Она уехала этапом в лагерь, где провела — от звонка до звонка — оставшиеся восемь лет. С рукописью «Дон Жуана» не расставалась; нередко драгоценные страницы подвергались опасности: «Опять ты шуршишь, спать не даешь? — орали соседки по нарам. — Убери свои сраные бумажки…» Она сберегла их до возвращения — до того дня, когда села у нас на Кировском за машинку и стала перепечатывать «Дон Жуана». За восемь лет накопилось множество изменений. К тому же от прошедшей тюрьму и лагеря рукописи шел такой же смрад, как и от «фуфайки».

В Союзе писателей состоялся творческий вечер Т.Г. Гнедич — она читала отрывки из «Дон Жуана». Перевод был оценен по заслугам. Гнедич особенно гордилась щедрыми похвалами нескольких мастеров, мнение которых ставила очень высоко: Эльги Львовны Линецкой, Владимира Ефимовича Шора, Елизаветы Григорьевны Полонской. Прошло года полтора, издательство «Художественная литература» выпустило «Дон Жуана» с предисловием Н.Я. Дьяконовой тиражом сто тысяч экземпляров. Сто тысяч! Могла ли мечтать об этом арестантка Гнедич, два года делившая одиночную камеру с тюремными крысами?

В то лето мы жили в деревне Сиверская, на реке Оредеж. Там же, поблизости от нас, мы сняли комнату Татьяне Григорьевне.

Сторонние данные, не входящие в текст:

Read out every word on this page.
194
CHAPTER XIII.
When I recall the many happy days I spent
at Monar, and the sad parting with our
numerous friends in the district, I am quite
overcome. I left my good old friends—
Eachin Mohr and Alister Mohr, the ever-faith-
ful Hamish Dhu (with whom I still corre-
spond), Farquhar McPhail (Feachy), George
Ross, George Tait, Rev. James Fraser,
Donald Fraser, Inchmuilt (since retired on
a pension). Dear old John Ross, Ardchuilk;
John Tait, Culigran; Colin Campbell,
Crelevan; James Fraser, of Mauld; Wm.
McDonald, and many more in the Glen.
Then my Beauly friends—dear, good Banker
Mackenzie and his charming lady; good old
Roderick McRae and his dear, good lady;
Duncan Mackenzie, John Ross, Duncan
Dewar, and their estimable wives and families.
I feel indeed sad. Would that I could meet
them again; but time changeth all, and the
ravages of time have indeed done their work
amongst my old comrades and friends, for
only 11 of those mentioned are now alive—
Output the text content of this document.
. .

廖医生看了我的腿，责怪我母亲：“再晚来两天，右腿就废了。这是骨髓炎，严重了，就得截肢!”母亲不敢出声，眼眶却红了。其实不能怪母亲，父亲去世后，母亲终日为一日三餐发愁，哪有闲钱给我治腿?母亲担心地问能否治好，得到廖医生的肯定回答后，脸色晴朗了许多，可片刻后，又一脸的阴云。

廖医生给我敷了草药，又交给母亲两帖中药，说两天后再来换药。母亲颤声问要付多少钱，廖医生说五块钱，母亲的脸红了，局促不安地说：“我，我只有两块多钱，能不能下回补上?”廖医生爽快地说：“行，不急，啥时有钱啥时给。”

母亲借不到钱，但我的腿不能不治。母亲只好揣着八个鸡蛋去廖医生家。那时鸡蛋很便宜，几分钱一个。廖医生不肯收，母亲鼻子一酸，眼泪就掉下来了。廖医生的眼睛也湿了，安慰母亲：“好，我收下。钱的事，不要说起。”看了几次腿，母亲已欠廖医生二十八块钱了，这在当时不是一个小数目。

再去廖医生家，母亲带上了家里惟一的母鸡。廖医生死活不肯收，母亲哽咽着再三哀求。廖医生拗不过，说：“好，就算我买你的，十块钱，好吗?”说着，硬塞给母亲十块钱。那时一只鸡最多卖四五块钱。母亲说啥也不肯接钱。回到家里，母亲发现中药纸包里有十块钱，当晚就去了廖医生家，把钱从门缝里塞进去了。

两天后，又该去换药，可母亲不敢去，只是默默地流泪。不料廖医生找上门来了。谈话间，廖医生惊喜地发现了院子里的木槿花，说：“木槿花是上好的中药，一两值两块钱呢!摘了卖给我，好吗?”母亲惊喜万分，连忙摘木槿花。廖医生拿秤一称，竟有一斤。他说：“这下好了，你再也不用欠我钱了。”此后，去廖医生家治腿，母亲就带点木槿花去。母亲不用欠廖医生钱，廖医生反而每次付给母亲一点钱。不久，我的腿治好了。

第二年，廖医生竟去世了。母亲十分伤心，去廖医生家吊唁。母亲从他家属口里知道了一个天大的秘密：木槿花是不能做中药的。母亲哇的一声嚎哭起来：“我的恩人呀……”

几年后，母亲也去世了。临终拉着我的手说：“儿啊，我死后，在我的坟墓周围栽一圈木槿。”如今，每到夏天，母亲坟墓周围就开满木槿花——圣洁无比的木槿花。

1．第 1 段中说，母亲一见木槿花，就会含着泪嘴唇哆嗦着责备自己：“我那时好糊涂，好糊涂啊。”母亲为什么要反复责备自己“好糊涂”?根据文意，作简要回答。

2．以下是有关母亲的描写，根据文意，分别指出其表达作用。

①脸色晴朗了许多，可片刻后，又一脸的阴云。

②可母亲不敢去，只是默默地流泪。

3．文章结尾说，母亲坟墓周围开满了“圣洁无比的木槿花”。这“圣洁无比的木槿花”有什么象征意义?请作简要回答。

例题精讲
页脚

Проходя мимо станции, я случайно встретил ее: она сходила с поезда, волоча на спине огромный мешок. Я бросился ей помочь, но она сказала, что мешок очень легкий — в самом деле, он как бы ничего не весил. В нем оказались игрушки из целлулоида и картона — для всех соседских детей. Татьяна Григорьевна получила гонорар за «Дон Жуана» — много денег: 17 тысяч рублей да еще большие «потиражные». Впервые за много лет она купила себе необходимое и другим подарки. У нее ведь не было ничего: ни авторучки, ни часов, ни даже целых очков.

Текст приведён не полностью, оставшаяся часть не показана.